La popolazione mondiale raggiungerà il suo picco di oltre 11 miliardi di persone alla fine del XXI secolo, per poi diminuire successivamente. Nello stesso arco di tempo la percentuale di persone con più di 65 anni crescerà gradualmente fino a raggiungere quasi il 40% degli abitanti del pianeta. Per la fine del secolo la popolazione dei 48 Paesi dell’area europea sarà già calata di oltre 90 milioni, passando dagli attuali 738 a 646 milioni, mentre quella dell’Africa continuerà a crescere fino a raggiungere quasi i quattro miliardi e 400 milioni di persone nel 2100. Di questo scenario, tracciato dalle proiezioni statistiche delle Nazioni Unite, dovranno tenere conto gli Stati nella programmazione delle politiche fiscali del futuro: sul piatto della bilancia le entrate tributarie e quelle contributive, l’invecchiamento della popolazione e i flussi migratori. Al tema è dedicato “Le conseguenze fiscali del declino della popolazione”, uno studio pubblicato recentemente dal Fondo monetario internazionale.
L’invecchiamento della popolazione, una sfida globale per il fisco – Da oggi all’anno 2100 la percentuale della popolazione con più di 65 anni di età crescerà dall’attuale 12% fino al 38%, con un conseguente balzo in avanti delle spese per il Welfare State: sanità, pensioni, istruzione e così via. Secondo il Fondo monetario internazionale tra oggi e il 2100 la spesa per pensioni e sanità aumenterà del nove per cento del prodotto interno lordo per i Paesi sviluppati e di 11 punti percentuali per i paesi meno sviluppati. Alla luce di queste proiezioni statistiche che – come sottolinea lo stesso documento – sono soggette a forti variazioni, si delineano conseguenze che, per il Fondo monetario internazionale, metteranno i conti pubblici in pericolo: “Tali aumenti di spesa– scrivono gli esperti del Fmi – potrebbero portare al formarsi di debiti pubblici insostenibili, potrebbero richiedere tagli netti in altri settori di spesa o grandi aumenti delle imposte, che farebbero da freno per la crescita dell’economia”.

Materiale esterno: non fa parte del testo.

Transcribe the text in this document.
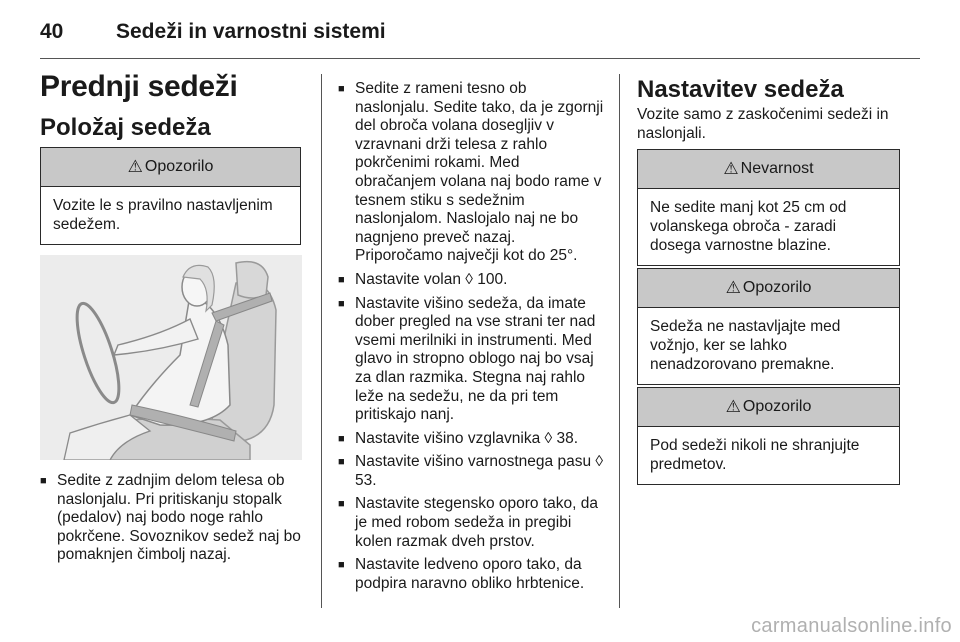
40	Sedeži in varnostni sistemi
Prednji sedeži
Položaj sedeža
⚠ Opozorilo
Vozite le s pravilno nastavljenim sedežem.
■ Sedite z zadnjim delom telesa ob naslonjalu. Pri pritiskanju stopalk (pedalov) naj bodo noge rahlo pokrčene. Sovoznikov sedež naj bo pomaknjen čimbolj nazaj.
■ Sedite z rameni tesno ob naslonjalu. Sedite tako, da je zgornji del obroča volana dosegljiv v vzravnani drži telesa z rahlo pokrčenimi rokami. Med obračanjem volana naj bodo rame v tesnem stiku s sedežnim naslonjalom. Naslojalo naj ne bo nagnjeno preveč nazaj. Priporočamo največji kot do 25°.
■ Nastavite volan ◊ 100.
■ Nastavite višino sedeža, da imate dober pregled na vse strani ter nad vsemi merilniki in instrumenti. Med glavo in stropno oblogo naj bo vsaj za dlan razmika. Stegna naj rahlo leže na sedežu, ne da pri tem pritiskajo nanj.
■ Nastavite višino vzglavnika ◊ 38.
■ Nastavite višino varnostnega pasu ◊ 53.
■ Nastavite stegensko oporo tako, da je med robom sedeža in pregibi kolen razmak dveh prstov.
■ Nastavite ledveno oporo tako, da podpira naravno obliko hrbtenice.
Nastavitev sedeža
Vozite samo z zaskočenimi sedeži in naslonjali.
⚠ Nevarnost
Ne sedite manj kot 25 cm od volanskega obroča - zaradi dosega varnostne blazine.
⚠ Opozorilo
Sedeža ne nastavljajte med vožnjo, ker se lahko nenadzorovano premakne.
⚠ Opozorilo
Pod sedeži nikoli ne shranjujte predmetov.
carmanualsonline.info
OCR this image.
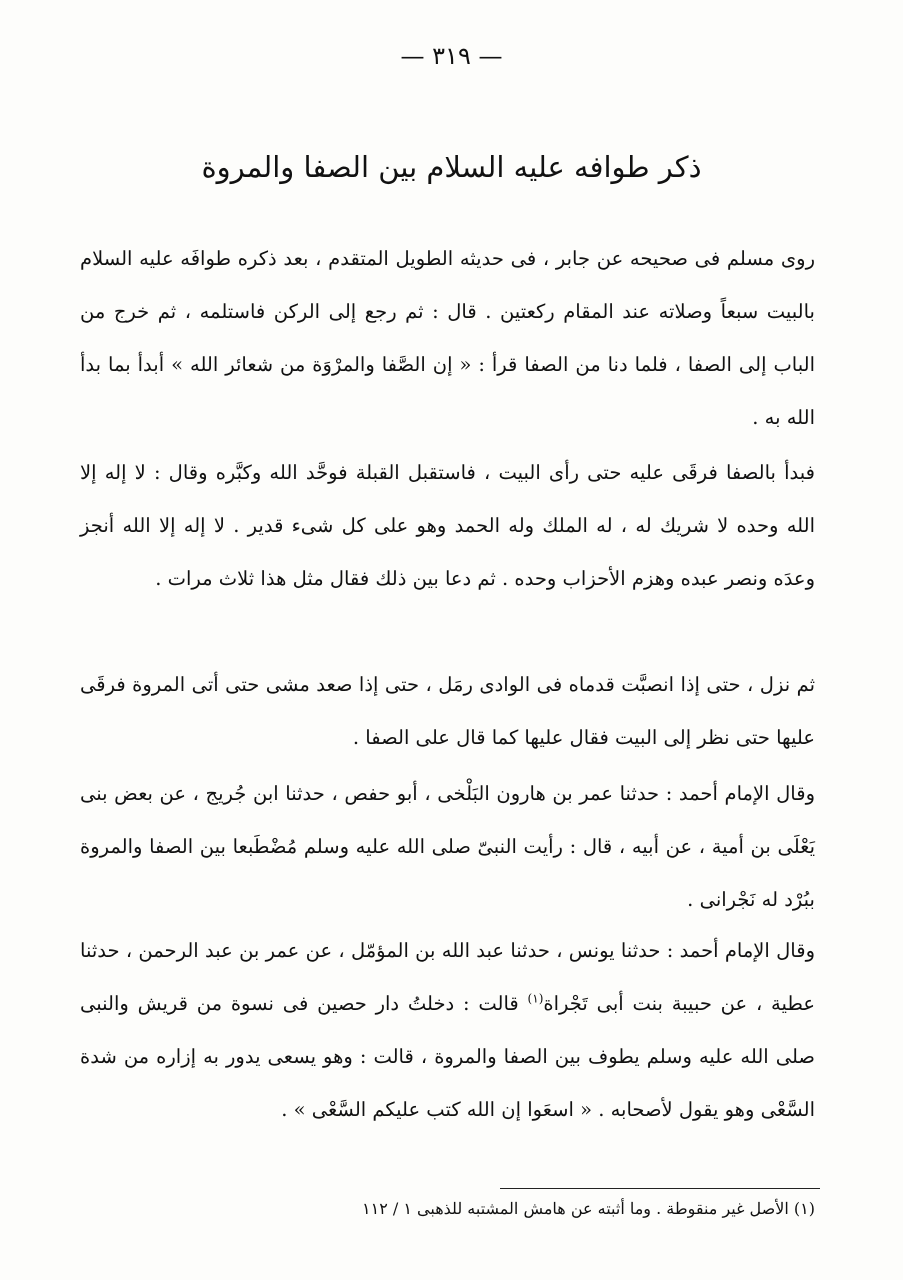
— ٣١٩ —
ذكر طوافه عليه السلام بين الصفا والمروة

روى مسلم فى صحيحه عن جابر ، فى حديثه الطويل المتقدم ، بعد ذكره طوافَه عليه السلام بالبيت سبعاً وصلاته عند المقام ركعتين . قال : ثم رجع إلى الركن فاستلمه ، ثم خرج من الباب إلى الصفا ، فلما دنا من الصفا قرأ : « إن الصَّفا والمرْوَة من شعائر الله » أبدأ بما بدأ الله به .

فبدأ بالصفا فرقَى عليه حتى رأى البيت ، فاستقبل القبلة فوحَّد الله وكبَّره وقال : لا إله إلا الله وحده لا شريك له ، له الملك وله الحمد وهو على كل شىء قدير . لا إله إلا الله أنجز وعدَه ونصر عبده وهزم الأحزاب وحده . ثم دعا بين ذلك فقال مثل هذا ثلاث مرات .

ثم نزل ، حتى إذا انصبَّت قدماه فى الوادى رمَل ، حتى إذا صعد مشى حتى أتى المروة فرقَى عليها حتى نظر إلى البيت فقال عليها كما قال على الصفا .

وقال الإمام أحمد : حدثنا عمر بن هارون البَلْخى ، أبو حفص ، حدثنا ابن جُريج ، عن بعض بنى يَعْلَى بن أمية ، عن أبيه ، قال : رأيت النبىّ صلى الله عليه وسلم مُضْطَبعا بين الصفا والمروة ببُرْد له نَجْرانى .

وقال الإمام أحمد : حدثنا يونس ، حدثنا عبد الله بن المؤمّل ، عن عمر بن عبد الرحمن ، حدثنا عطية ، عن حبيبة بنت أبى تَجْراة$^{(١)}$ قالت : دخلتُ دار حصين فى نسوة من قريش والنبى صلى الله عليه وسلم يطوف بين الصفا والمروة ، قالت : وهو يسعى يدور به إزاره من شدة السَّعْى وهو يقول لأصحابه . « اسعَوا إن الله كتب عليكم السَّعْى » .

(١) الأصل غير منقوطة . وما أثبته عن هامش المشتبه للذهبى ١ / ١١٢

Proiezioni demografiche: “Usare con cautela” – Il Fondo monetario internazionale sottolinea comunque che le proiezioni demografiche sono un “affare rischioso” e che bisogna prepararsi “a una transizione più veloce alla diminuzione della popolazione”. “Le nostre proiezioni fiscali – spiega il Fondo – fanno affidamento sullo scenario ‘medio’ descritto dalle Nazioni Unite e dovrebbero essere interpretate con cautela, perché in passato la fertilità e la mortalità sono declinate a un passo molto più veloce di quando previsto. I rischi fiscali associati con questa incertezza sono piuttosto massicci nel lungo periodo”.
Le migrazioni come fonte di nuove entrate – Nel 2015 il tema dei flussi migratori è al centro delle cronache politiche e sociali quotidiane e continuerà a essere rilevante e centrale per tutto il XXI secolo. Secondo lo studio targato Fmi, le migrazioni potranno incidere in maniera positiva sull’andamento dell’economia e quindi essere alla base di un incremento considerevole delle entrate nelle casse degli stati. Il Vecchio Continente, soggetto già da ora a un forte calo demografico e meta di flussi migratori non trascurabili, sarà probabilmente “protagonista” del fenomeno. “I giovani migranti – si legge nel documento – possono aumentare la dimensione della forza lavoro ampliando così la base imponibile. Tale impatto dipende […] dalla possibilità di riscuotere tasse da questa forza lavoro aggiuntiva”.